銭谷 そうですね。得た経験がサッカーに活かされる部分があればいいなと思います。サッカー以外での子どもとしての経験もたくさん積んでほしいという思いと同時に、コーチとしてはやはりサッカーにものめり込んでほしい。メリハリをつけてほしいなと思っています。

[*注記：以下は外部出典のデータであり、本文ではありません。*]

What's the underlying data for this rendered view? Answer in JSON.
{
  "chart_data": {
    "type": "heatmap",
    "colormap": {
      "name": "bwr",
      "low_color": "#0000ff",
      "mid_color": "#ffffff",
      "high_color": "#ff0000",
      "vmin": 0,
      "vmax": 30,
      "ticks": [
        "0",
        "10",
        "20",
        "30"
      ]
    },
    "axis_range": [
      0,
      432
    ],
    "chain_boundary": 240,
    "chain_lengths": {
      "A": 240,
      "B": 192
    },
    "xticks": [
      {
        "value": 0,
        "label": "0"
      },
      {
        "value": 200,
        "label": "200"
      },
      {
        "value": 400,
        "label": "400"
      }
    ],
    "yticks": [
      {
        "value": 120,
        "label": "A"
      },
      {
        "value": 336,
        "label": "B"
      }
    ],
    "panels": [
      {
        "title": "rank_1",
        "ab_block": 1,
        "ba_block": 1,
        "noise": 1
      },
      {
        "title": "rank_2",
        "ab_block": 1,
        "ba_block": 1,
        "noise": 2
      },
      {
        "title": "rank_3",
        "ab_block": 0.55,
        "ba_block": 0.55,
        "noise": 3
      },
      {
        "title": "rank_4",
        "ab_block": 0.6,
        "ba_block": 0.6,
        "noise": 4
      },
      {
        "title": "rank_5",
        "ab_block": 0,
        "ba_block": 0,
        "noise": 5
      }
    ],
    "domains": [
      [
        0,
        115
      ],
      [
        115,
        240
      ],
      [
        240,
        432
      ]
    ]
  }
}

―今指導されている子どもさん、親御さんたちに向けて伝えたいことはありますか?
銭谷 親御さんたちには直接お伝えしたことはないかもしれないですが、本当にいろいろな場面でサポートしてくださったり、温かく見守ってくださることに、いつも本当に感謝しています。僕はプロサッカー選手だったわけでもなくて、大きなタイトルを取ったり表彰されたこともない。大事な育成年代のお子さんを預けてくださる親御さんにとって、不安になる瞬間も多くあったと思います。でも、それでもこうして大事なお子さんを預けてくださっていることに対して、すごく感謝していることを伝えたいです。自分も子どもを持って、親の視点や気持ちを持つようになって、改めて感謝の気持ちが強くなりました。
―双方に感謝があって、その真ん中で子どもが健やかに育っていくんだなって私も感じます。今日はありがとうございました。次の指導者の方をお願いします。
銭谷 東京ヴェルディジュニアコーチ赤坂幸紀さんです。
<プロフィール>
銭谷赳長(ぜにやたかお)
松本山雅FCアカデミーU-11コーチ
1992年6月25日生まれ。東京都出身。小学生からサッカーを始め、指導者の道を目指して東京スポーツ・レクリエーション専門学校でサッカーコーチ専攻で学ぶ。卒業後、NPO法人エンジョイフットボールに入社。出向で東京ヴェルディサッカー幼児園、バディジュニアユースを指導。その後、東京ヴェルディ普及コーチ、いわてグルージャ盛岡アカデミーU-12コーチを経て、現在の松本山雅FCアカデミーU-11コーチに至る。2025年からはU-10の指導にあたる。JFA公認B級ライセンス取得。